Work it Out: Handling Conflict at Work

Work it Out: Handling Conflict at Work

Workplace conflict is as inevitable a part of the office day-to-day as deadlines and budgets. In a perfect world, everybody would get along famously including office co-workers. Alas, offices are full of people, and people come with a range of personalities, and not all interact harmoniously. Prevent conflict from running projects and productivity off the rails by properly managing discord and disagreement.

To begin, recognize that attitude is everything: bring a positive outlook to the task of getting along with difficult personalities or navigating diverging opinions. Getting along well with others is not just a skill for the nursery-school set. The ability to work well with colleagues, clients and bosses is a must for professional growth, no matter the differences in temperament and work styles.

Take a Deep Breath: Differences in personality or opinions are real and are valid. Try to understand that quote-unquote difficult colleagues may simply have a different perspective and are not deliberately trying to annoy or harass you. Likewise, differences in opinion or work style do not mean that someone is in the wrong. By simply aknowledging the reality of “different strokes, for different folks” you may find some of your animosity dissipates.

Act Fast: Don’t let conflicts simmer along until they come to a full boil. Be sure to address conflict head on when it first arises. It’s always easier to address a smaller problem than a big one so be sure to act quickly before you have a full scale conflagration on your hands.

Clear the Air: The key to resolving conflict is communication, communication, communication. No one is a mind reader; take time to calmly and neutrally explain your perspective to your co-workers. Colleagues may be unaware that their behavior has upset or bothered you and may be receptive to your concerns.

Listen Carefully: There are two-sides to every story. Be a good listener and you’ll learn how to resolve conflicts more readily.

Agree to Disagree: Sometimes people are truly out of sync. You can agree to disagree with a person’s work style or opinion. Just be sure to treat your co-worker professionally and politely and make clear that you expect the same courtesy.

Take it Up with Higher Ups: If a co-worker is deliberately sabotaging you, shirking work or committing a host of other office sins, schedule time to discuss the situation with your boss.
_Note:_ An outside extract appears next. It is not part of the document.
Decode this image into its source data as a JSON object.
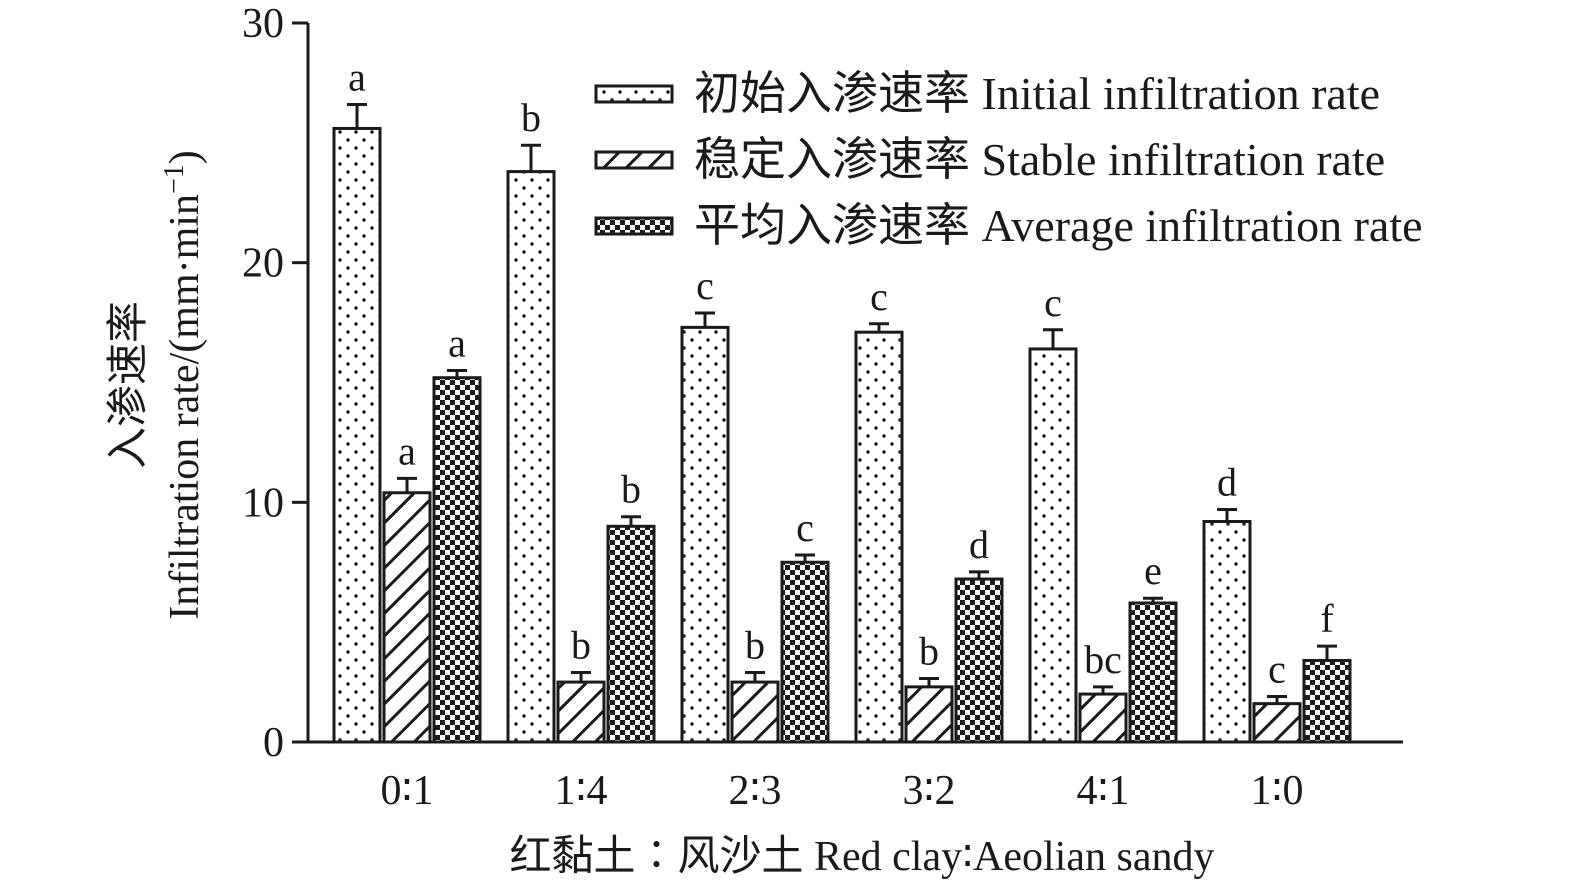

Again, be sure to remain professional and objective. Your boss will be more receptive to your concerns if you don’t come off as a complainer or an emotional wreck.

Difficult Bosses: Bosses are people too and sometimes you wind up working for a difficult personality. Again, clear communication is essential; try to dispassionately and professionally communicate your concerns and work towards getting your relationship on a better footing. If your boss continues to be a source of conflict, consider consulting with your HR department for guidance or in a worst case scenario, explore other job options within the organization or elsewhere.

Conflict Resolved: A conflict is resolved when both parties agree the issue has been put to bed. Don’t assume that your communication or efforts towards resolution have worked. Explicitly ask to be sure that the air has been cleared and the issue resolved. True resolution means both parties are satisfied with the outcome.